US 12,236,268 B2
	Distributed job scheduling system
Ilya Beyer, Mill Valley, CA (US); Ievgen Ignatiev, Kyiv (UA); and Maksym Skrynnik, Kyiv (UA)
Assigned to Google LLC, Mountain View, CA (US)
Filed by Google LLC, Mountain View, CA (US)
Filed on Oct. 27, 2021, as Appl. No. 17/452,571.
Application 17/452,571 is a continuation of application No. 16/137,921, filed on Sep. 21, 2018, granted, now 11,182,209.
Prior Publication US 2022/0050713 A1, Feb. 17, 2022
This patent is subject to a terminal disclaimer.
Int. Cl.
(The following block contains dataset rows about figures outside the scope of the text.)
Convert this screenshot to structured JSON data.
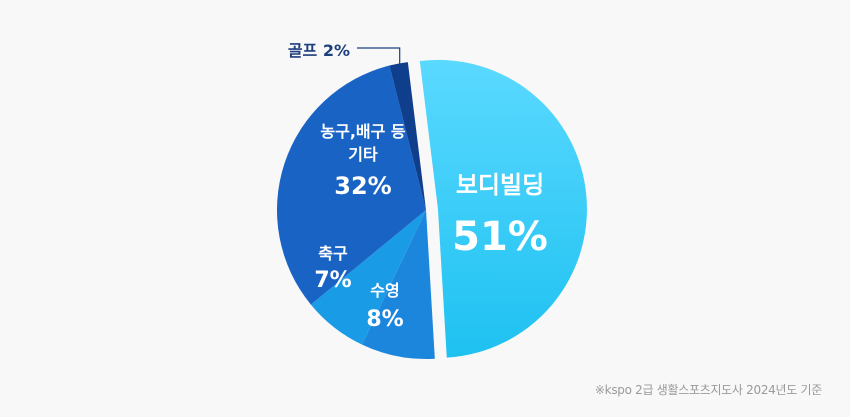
{
  "chart_data": {
    "type": "pie",
    "slices": [
      {
        "label_lines": [
          "보디빌딩"
        ],
        "value": 51,
        "pct_text": "51%",
        "color": "#35cbf6",
        "text_color": "#ffffff"
      },
      {
        "label_lines": [
          "수영"
        ],
        "value": 8,
        "pct_text": "8%",
        "color": "#1c86dd",
        "text_color": "#ffffff"
      },
      {
        "label_lines": [
          "축구"
        ],
        "value": 7,
        "pct_text": "7%",
        "color": "#1a9be6",
        "text_color": "#ffffff"
      },
      {
        "label_lines": [
          "농구,배구 등",
          "기타"
        ],
        "value": 32,
        "pct_text": "32%",
        "color": "#1863c4",
        "text_color": "#ffffff"
      },
      {
        "label_lines": [
          "골프"
        ],
        "value": 2,
        "pct_text": "2%",
        "color": "#0f3f8c",
        "text_color": "#1d3f7d"
      }
    ],
    "highlight": "보디빌딩"
  },
  "footnote": "※kspo 2급 생활스포츠지도사 2024년도 기준"
}
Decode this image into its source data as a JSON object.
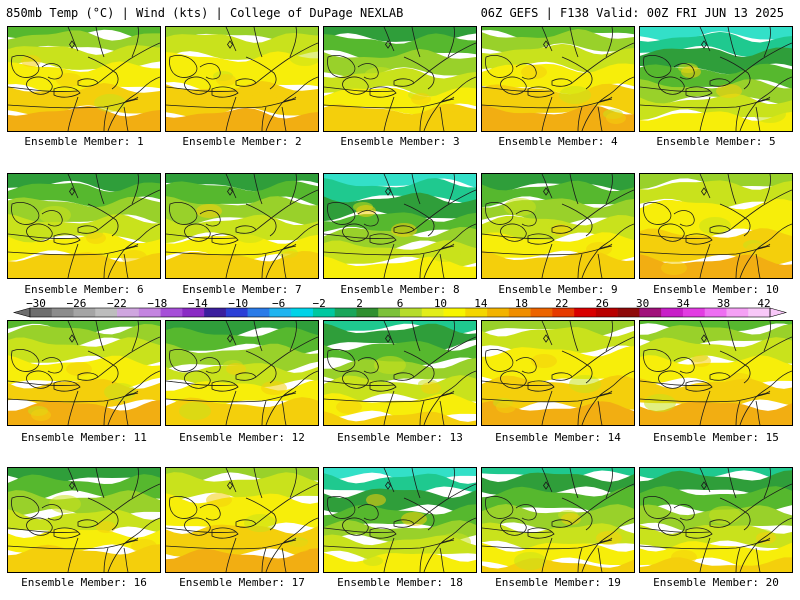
{
  "header": {
    "left": "850mb Temp (°C) | Wind (kts) | College of DuPage NEXLAB",
    "right": "06Z GEFS | F138 Valid: 00Z FRI JUN 13 2025"
  },
  "colorbar": {
    "labels": [
      "−30",
      "−26",
      "−22",
      "−18",
      "−14",
      "−10",
      "−6",
      "−2",
      "2",
      "6",
      "10",
      "14",
      "18",
      "22",
      "26",
      "30",
      "34",
      "38",
      "42"
    ],
    "colors": [
      "#6e6e6e",
      "#8c8c8c",
      "#a5a5a5",
      "#bdbdbd",
      "#cfa6df",
      "#c484e0",
      "#a64fd8",
      "#8a2bc4",
      "#3b1f9e",
      "#2b3fd6",
      "#2a7be8",
      "#1fb4f0",
      "#00d3e8",
      "#00c8a0",
      "#1aa65a",
      "#2f8f2f",
      "#7cc13a",
      "#b6dc2c",
      "#e2ee1a",
      "#f7f500",
      "#f4d600",
      "#f2b300",
      "#ef8e00",
      "#ec6400",
      "#e63a00",
      "#d80000",
      "#b80000",
      "#8e0a0a",
      "#a0107a",
      "#c81fc8",
      "#e23ce2",
      "#ee6ef2",
      "#f5a0f5",
      "#f8c8f8"
    ]
  },
  "panels": [
    {
      "label": "Ensemble Member: 1",
      "cool": 0.3
    },
    {
      "label": "Ensemble Member: 2",
      "cool": 0.15
    },
    {
      "label": "Ensemble Member: 3",
      "cool": 0.45
    },
    {
      "label": "Ensemble Member: 4",
      "cool": 0.3
    },
    {
      "label": "Ensemble Member: 5",
      "cool": 0.85
    },
    {
      "label": "Ensemble Member: 6",
      "cool": 0.5
    },
    {
      "label": "Ensemble Member: 7",
      "cool": 0.5
    },
    {
      "label": "Ensemble Member: 8",
      "cool": 0.9
    },
    {
      "label": "Ensemble Member: 9",
      "cool": 0.55
    },
    {
      "label": "Ensemble Member: 10",
      "cool": 0.05
    },
    {
      "label": "Ensemble Member: 11",
      "cool": 0.35
    },
    {
      "label": "Ensemble Member: 12",
      "cool": 0.45
    },
    {
      "label": "Ensemble Member: 13",
      "cool": 0.8
    },
    {
      "label": "Ensemble Member: 14",
      "cool": 0.2
    },
    {
      "label": "Ensemble Member: 15",
      "cool": 0.25
    },
    {
      "label": "Ensemble Member: 16",
      "cool": 0.6
    },
    {
      "label": "Ensemble Member: 17",
      "cool": 0.15
    },
    {
      "label": "Ensemble Member: 18",
      "cool": 0.95
    },
    {
      "label": "Ensemble Member: 19",
      "cool": 0.7
    },
    {
      "label": "Ensemble Member: 20",
      "cool": 0.8
    }
  ],
  "palette": {
    "cyan": "#33e0c8",
    "teal": "#1fc98f",
    "dgreen": "#2f9e3a",
    "green": "#56b82e",
    "lgreen": "#99d12a",
    "ygreen": "#c9e21c",
    "yellow": "#f7ee0a",
    "ltorange": "#f4cf0c",
    "orange": "#f2ae12"
  }
}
G06F 9/48 (2006.01); G06F 9/50 (2006.01); H04L 67/104 (2022.01)

CPC G06F 9/4887 (2013.01) [G06F 9/5038 (2013.01); G06F 9/5072 (2013.01); H04L 67/1044 (2013.01)]

20 Claims

1. A computer-implemented method when executed on data processing hardware of a job scheduler that causes the job scheduler to perform operations comprising:

receiving a request to perform a job comprising one or more steps;

initiating performance of one step from the one or more steps of the job by a first worker system of a plurality of distributed worker systems, the plurality of distributed worker systems executing on respective different compute nodes of a plurality of compute nodes of a distributed computing system, the first worker system executing on a first compute node of the plurality of distributed compute nodes;

receiving, from the first worker system of the plurality of distributed worker systems, a status update comprising results of performing the one step from the one or more steps of the job;

storing the status update to a shared data store shared among each worker system of the plurality of distributed worker systems;

determining, based on the status update, that the one step from the one or more steps of the job failed; and

in response to determining that the one step from the one or more steps of the job failed, initiating performance of the one step from the one or more steps of the job by a second worker system of the plurality of distributed worker systems using the status update stored at the shared data store, the second worker system executing on a second compute node of the plurality of distributed compute nodes, the second compute node different from the first compute node.